V2-type CPMM DEXs calculate the swap ratio to ensure that the multiplication of X and Y tokens provided to the liquidity pool remains constant.
- Let’s say you are swapping 20,000 USDT into BTC for a liquidity pair with (2 BTC, 80,000 USDT) of liquidity when the price for 1 BTC is 40,000 USDT. This is how the swap would go:
- (2 – swap output)*(80,000 + 20,000) = 160,000
- 2 – swap output = 160,000/(80,000+20,000) = 1.6
- Pool Liquidity after swap : 1.6 BTC, 100,000 USDT
- Price after swap : 1 BTC = 62,500 USDT
V2-type DEXs which follow the above swap rules offer swaps at all price ranges (from zero to infinity) for the X and Y token pairs.
This V2-type liquidity provision and swap mechanism converted into a more familiar order book type illustration would look like this :
Utilizing the liquidity provided by LPs, sell/buy orders will be created across all price ranges, and traders will execute swaps for the orders created by the LPs. During this process, traders will pay a part of the swap amount to LPs in the form of a swap fee, which would become the income yields for LPs.
LPs provide liquidity to the protocol for a particular period and claim interests in return, which originally comes from the swap fee that traders pay in proportion to the total swap volume. Therefore, the bigger the swap volume is, the higher the interest will be for the LPs.
But bear in mind – V2-type DEXs typically have low liquidity utilization rates, meaning that not all of the liquidity provided by the LPs is used for the actual swaps.
Let’s take a look at the below example case:
The liquidity is distributed throughout all price ranges (0, ∞) evenly and shallowly.
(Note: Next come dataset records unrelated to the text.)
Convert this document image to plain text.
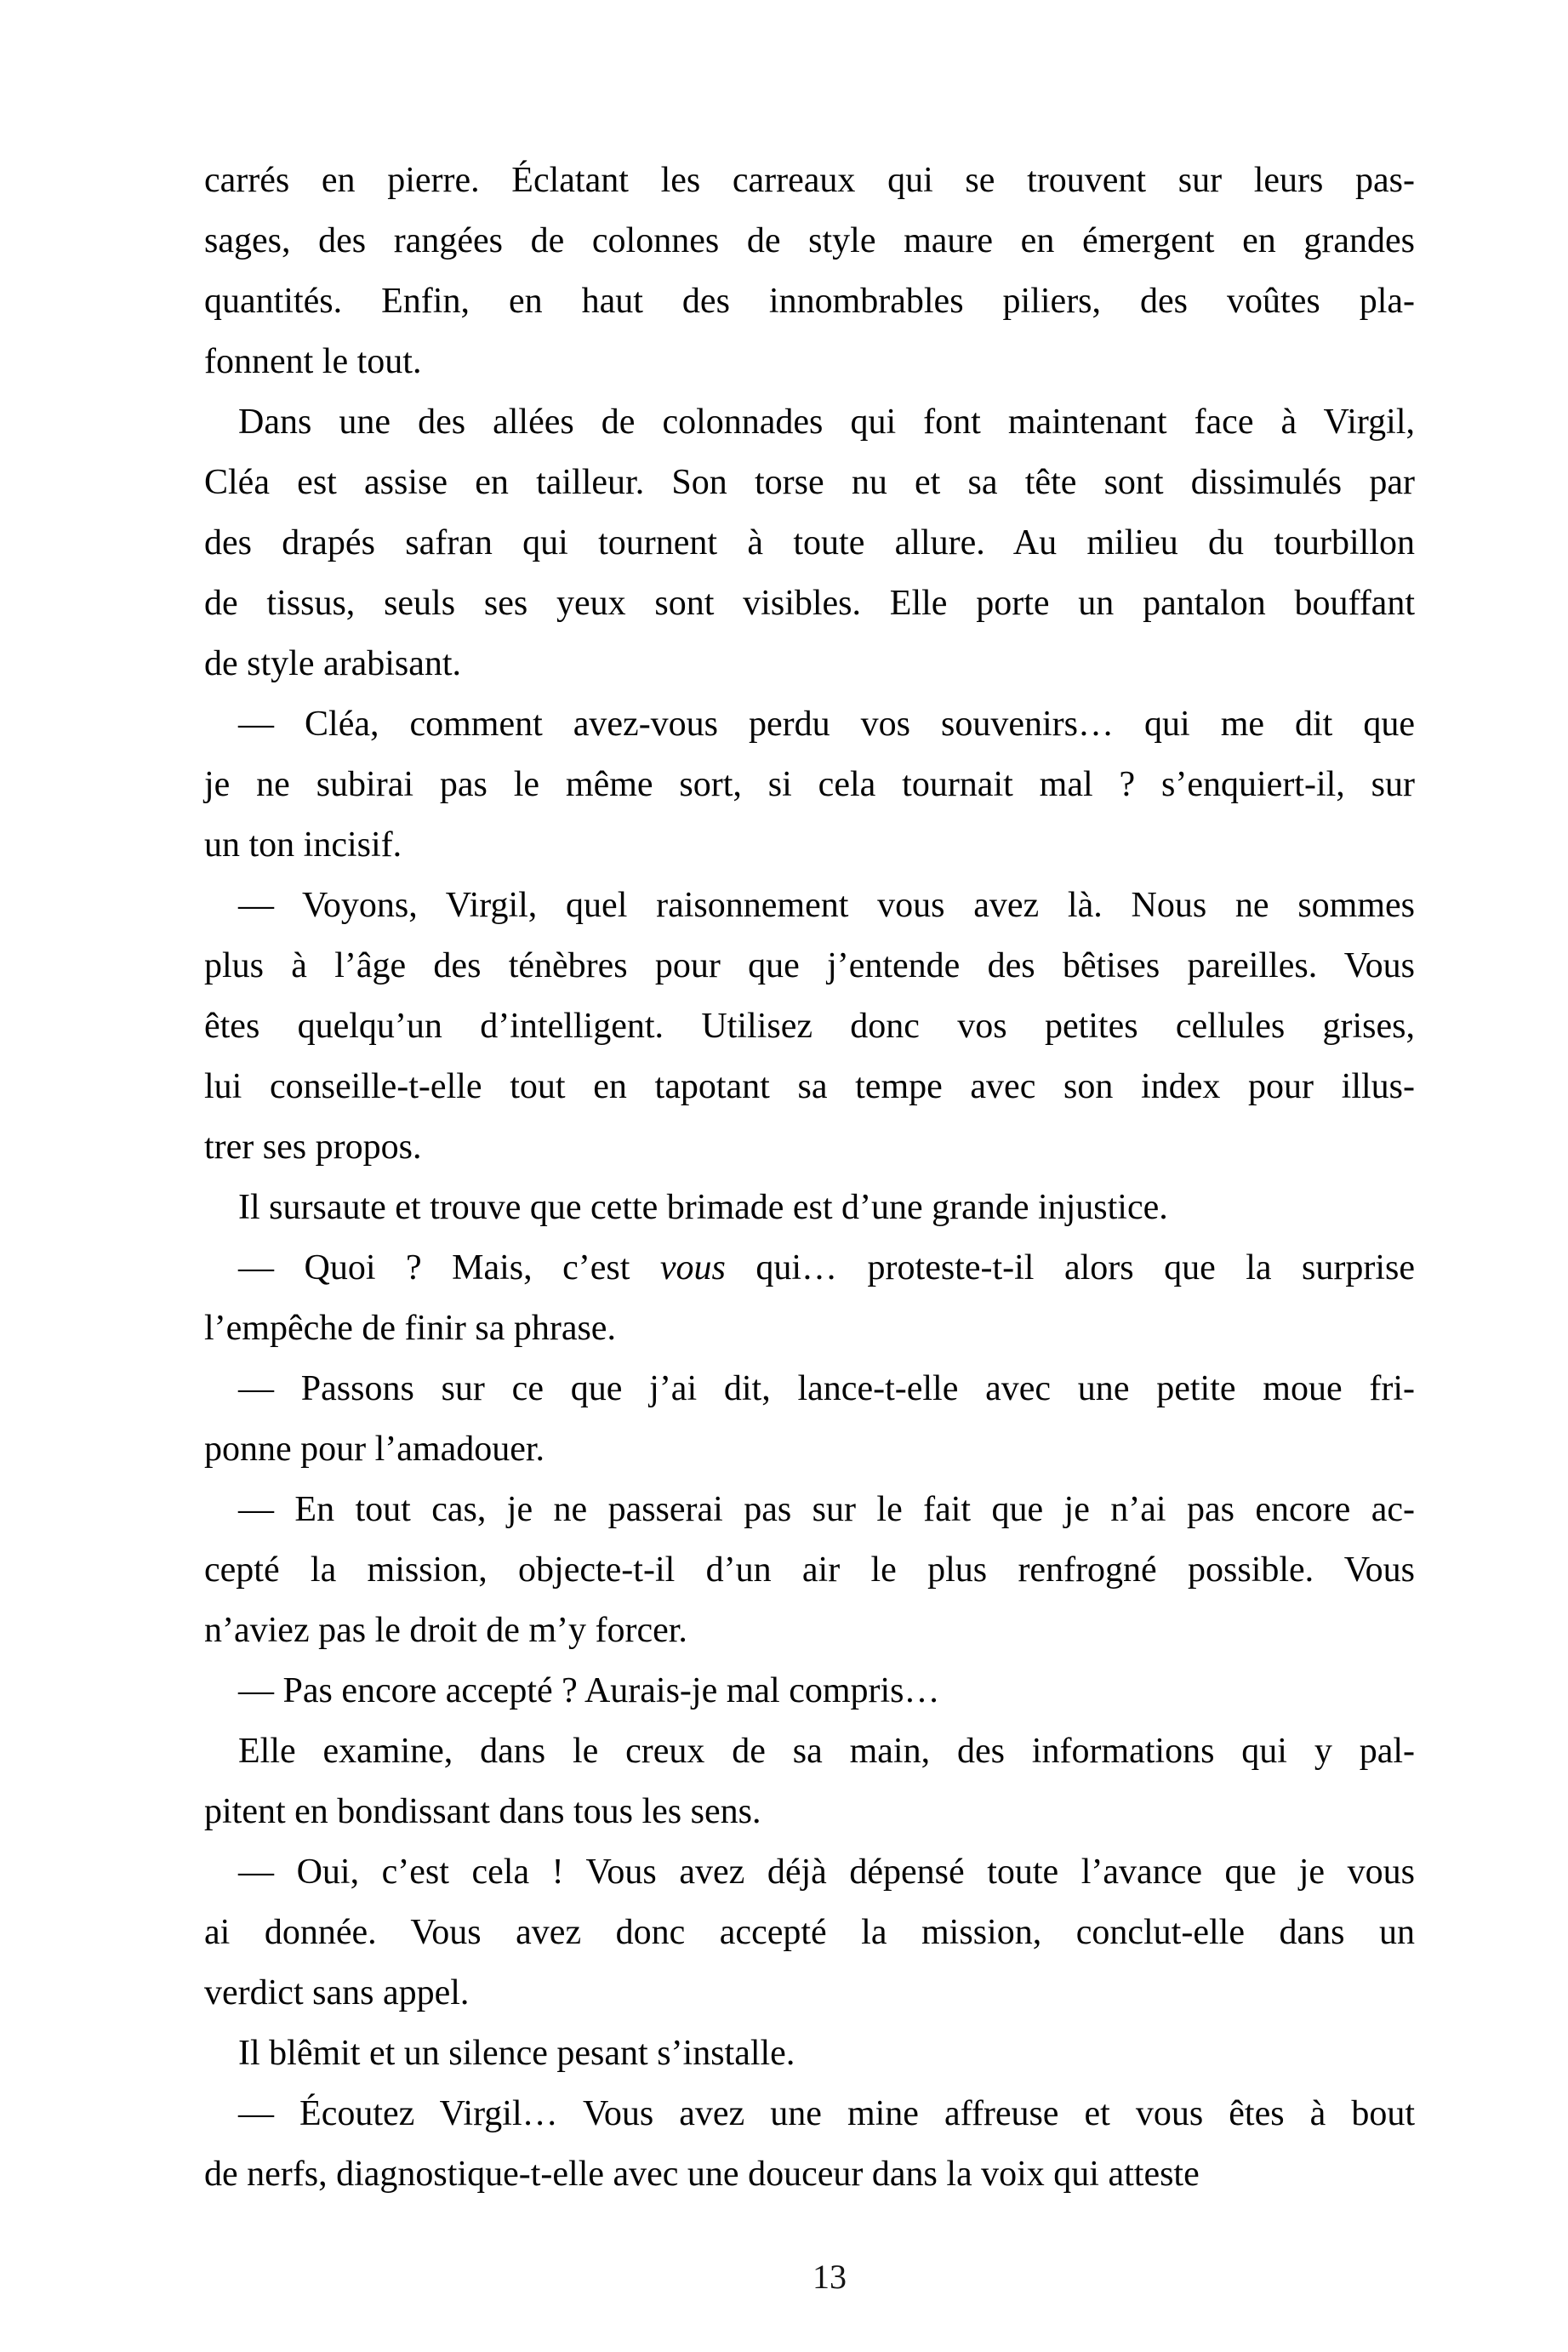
carrés en pierre. Éclatant les carreaux qui se trouvent sur leurs pas-
sages, des rangées de colonnes de style maure en émergent en grandes
quantités. Enfin, en haut des innombrables piliers, des voûtes pla-
fonnent le tout.
Dans une des allées de colonnades qui font maintenant face à Virgil,
Cléa est assise en tailleur. Son torse nu et sa tête sont dissimulés par
des drapés safran qui tournent à toute allure. Au milieu du tourbillon
de tissus, seuls ses yeux sont visibles. Elle porte un pantalon bouffant
de style arabisant.
— Cléa, comment avez-vous perdu vos souvenirs… qui me dit que
je ne subirai pas le même sort, si cela tournait mal ? s’enquiert-il, sur
un ton incisif.
— Voyons, Virgil, quel raisonnement vous avez là. Nous ne sommes
plus à l’âge des ténèbres pour que j’entende des bêtises pareilles. Vous
êtes quelqu’un d’intelligent. Utilisez donc vos petites cellules grises,
lui conseille-t-elle tout en tapotant sa tempe avec son index pour illus-
trer ses propos.
Il sursaute et trouve que cette brimade est d’une grande injustice.
— Quoi ? Mais, c’est vous qui… proteste-t-il alors que la surprise
l’empêche de finir sa phrase.
— Passons sur ce que j’ai dit, lance-t-elle avec une petite moue fri-
ponne pour l’amadouer.
— En tout cas, je ne passerai pas sur le fait que je n’ai pas encore ac-
cepté la mission, objecte-t-il d’un air le plus renfrogné possible. Vous
n’aviez pas le droit de m’y forcer.
— Pas encore accepté ? Aurais-je mal compris…
Elle examine, dans le creux de sa main, des informations qui y pal-
pitent en bondissant dans tous les sens.
— Oui, c’est cela ! Vous avez déjà dépensé toute l’avance que je vous
ai donnée. Vous avez donc accepté la mission, conclut-elle dans un
verdict sans appel.
Il blêmit et un silence pesant s’installe.
— Écoutez Virgil… Vous avez une mine affreuse et vous êtes à bout
de nerfs, diagnostique-t-elle avec une douceur dans la voix qui atteste
13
However, since the actual swaps only take place within a limited number of price ranges, most of the liquidity is not utilized for the swaps, creating the following issues:
- LP’s yielded income would be limited, as only a tiny proportion of the liquidity they provided will be used for the swaps.
- Price impact and slippage are made bigger due to shallow swap liquidity.
- Asset flow within the ecosystem will be tightened as most of the liquidity bound in the DEXs are not actively utilized.